Me imagino el espíritu del rey Salomón pululando por Jerusalén del Este horrorizado al ver que ese territorio, donde alguna vez el reinó, impartiendo justicia, paz, y demostrando sabiduría para estrechar relaciones diplomáticas con sus vecinos más poderosos, como eran los egipcios y fenicios; con los primeros, proyectando establecer lazos de sangre al contraer matrimonio con la hermana del faraón y con los segundos extrayendo conocimientos en el arte de la navegación; hoy sea escenario de sangrientos enfrentamientos entre hebreos y palestinos; los unos, herederos de la tierra prometida; los otros arguyendo el derecho de conquistadores de ese estado.

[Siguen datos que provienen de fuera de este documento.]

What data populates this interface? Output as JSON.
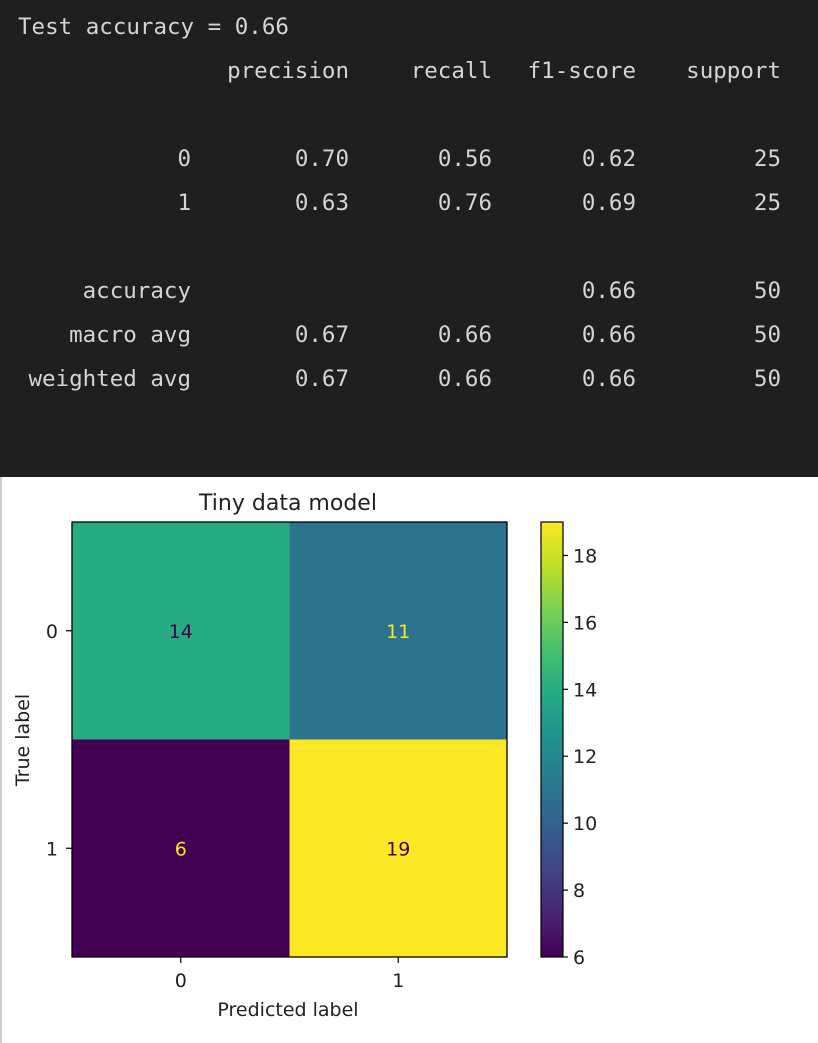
{
  "console": {
    "accuracy_line": "Test accuracy = 0.66",
    "columns": [
      "precision",
      "recall",
      "f1-score",
      "support"
    ],
    "rows": [
      {
        "label": "0",
        "values": [
          "0.70",
          "0.56",
          "0.62",
          "25"
        ]
      },
      {
        "label": "1",
        "values": [
          "0.63",
          "0.76",
          "0.69",
          "25"
        ]
      }
    ],
    "summary_rows": [
      {
        "label": "accuracy",
        "values": [
          "",
          "",
          "0.66",
          "50"
        ]
      },
      {
        "label": "macro avg",
        "values": [
          "0.67",
          "0.66",
          "0.66",
          "50"
        ]
      },
      {
        "label": "weighted avg",
        "values": [
          "0.67",
          "0.66",
          "0.66",
          "50"
        ]
      }
    ]
  },
  "chart_data": {
    "type": "heatmap",
    "title": "Tiny data model",
    "xlabel": "Predicted label",
    "ylabel": "True label",
    "x_categories": [
      "0",
      "1"
    ],
    "y_categories": [
      "0",
      "1"
    ],
    "matrix": [
      [
        14,
        11
      ],
      [
        6,
        19
      ]
    ],
    "colorbar": {
      "min": 6,
      "max": 19,
      "ticks": [
        6,
        8,
        10,
        12,
        14,
        16,
        18
      ],
      "colormap": "viridis"
    }
  }
}
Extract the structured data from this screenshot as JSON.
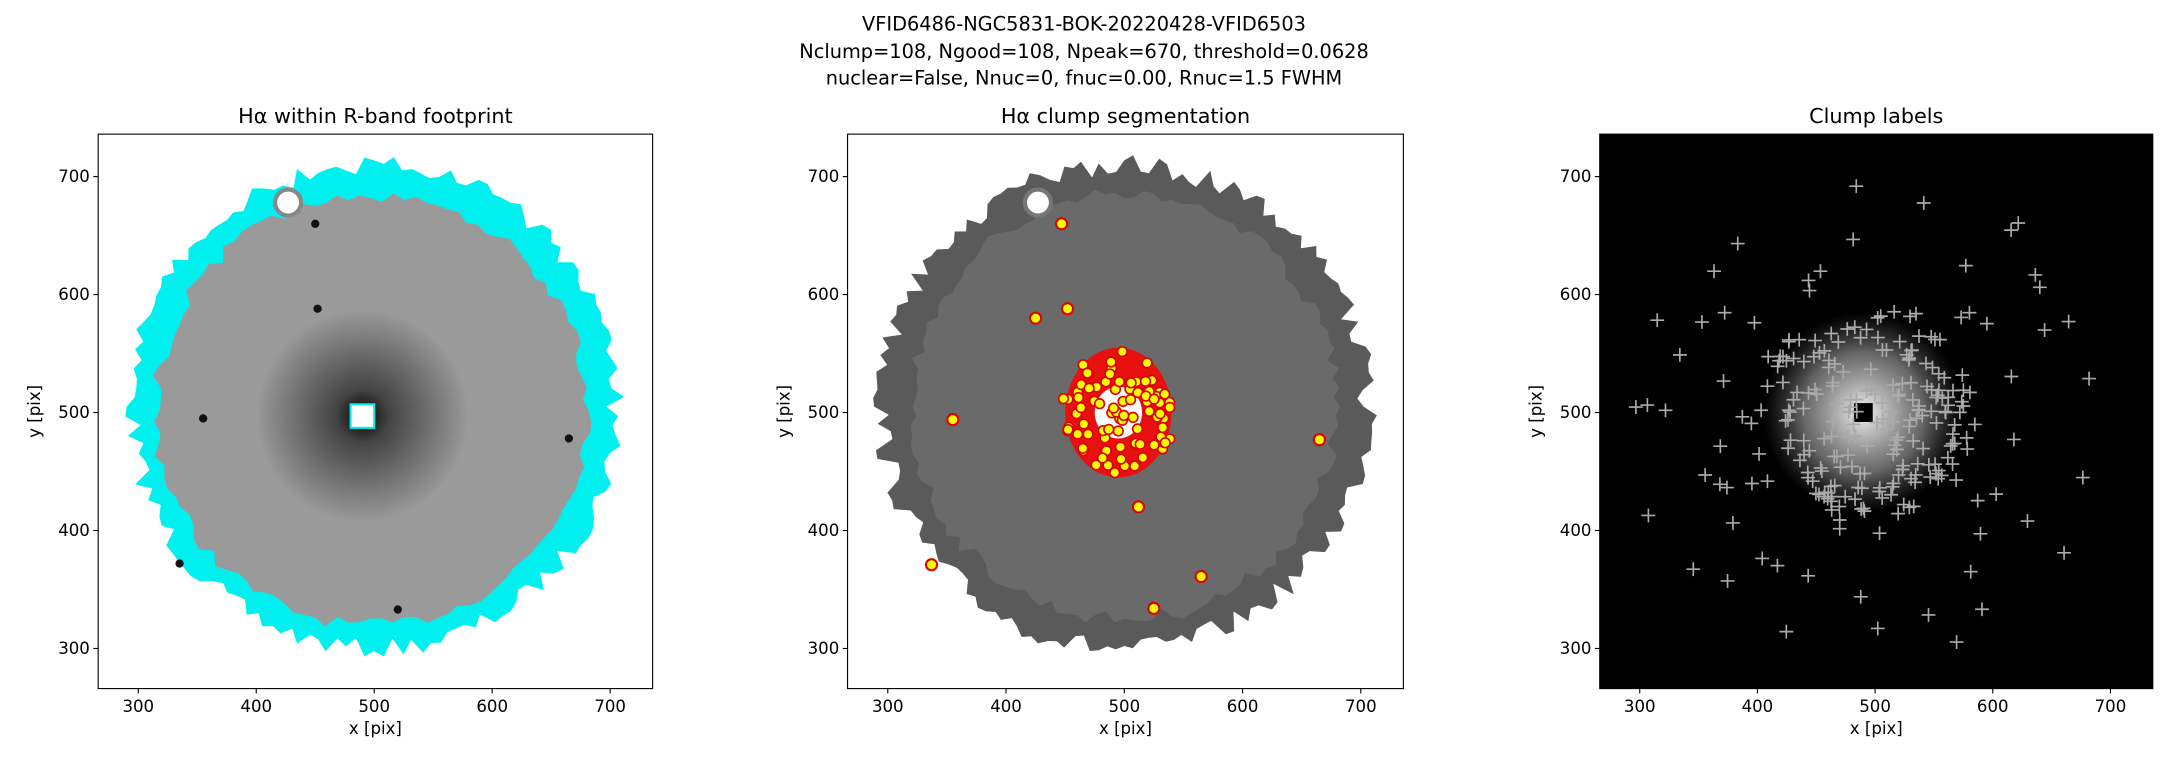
{
  "figure_title": [
    "VFID6486-NGC5831-BOK-20220428-VFID6503",
    "Nclump=108, Ngood=108, Npeak=670, threshold=0.0628",
    "nuclear=False, Nnuc=0, fnuc=0.00, Rnuc=1.5 FWHM"
  ],
  "chart_data": [
    {
      "type": "image",
      "title": "Hα within R-band footprint",
      "xlabel": "x [pix]",
      "ylabel": "y [pix]",
      "xlim": [
        266,
        736
      ],
      "ylim": [
        266,
        736
      ],
      "xticks": [
        300,
        400,
        500,
        600,
        700
      ],
      "yticks": [
        300,
        400,
        500,
        600,
        700
      ],
      "background": "#ffffff"
    },
    {
      "type": "image",
      "title": "Hα clump segmentation",
      "xlabel": "x [pix]",
      "ylabel": "y [pix]",
      "xlim": [
        266,
        736
      ],
      "ylim": [
        266,
        736
      ],
      "xticks": [
        300,
        400,
        500,
        600,
        700
      ],
      "yticks": [
        300,
        400,
        500,
        600,
        700
      ],
      "background": "#ffffff"
    },
    {
      "type": "image",
      "title": "Clump labels",
      "xlabel": "x [pix]",
      "ylabel": "y [pix]",
      "xlim": [
        266,
        736
      ],
      "ylim": [
        266,
        736
      ],
      "xticks": [
        300,
        400,
        500,
        600,
        700
      ],
      "yticks": [
        300,
        400,
        500,
        600,
        700
      ],
      "background": "#000000"
    }
  ]
}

De vuelta a este mundo el rey Salomón, pensaría en una fórmula que dirima este conflicto, al igual que lo hiciera en aquel episodio bíblico, donde dos mujeres se disputaban la maternidad de un niño; su decisión salomónica sería construir un muro que sirva de puente para los dos pueblos edificado de mezquitas y sinagogas para lo cual necesitaría invocar al profeta Mahoma, e instarle para que rescate su credo del extravío al que ha sido sometido por sus sucesores y propalarlo nuevamente a su pueblo de la manera que él lo concibió, como una doctrina de tolerancia hacia otras religiones y respeto hacia las mujeres, y que hunde sus raíces en el judaísmo, al considerarse ismaelitas y a Abraham como fundador de su santuario de Kaava en la Meca; Salomón diría a los suyos, Jerusalén ha sido un vasto campo de espigas, que ha servido de alimento para que otras religiones puedan germinar.
Solamente la reafirmación de sus principios doctrinarios corrompidos a través de los siglos, por factores geopolíticos permitirá cimentar este muro metafórico, que constituirá un lugar de encuentro entre judíos y musulmanes; el rey Salomón, como gran constructor que fue, levantará los cimientos y Mahoma, será la argamasa que una el rico pasado judío del muro de los lamentos, con el esplendor árabe que tendrá el muro del presente.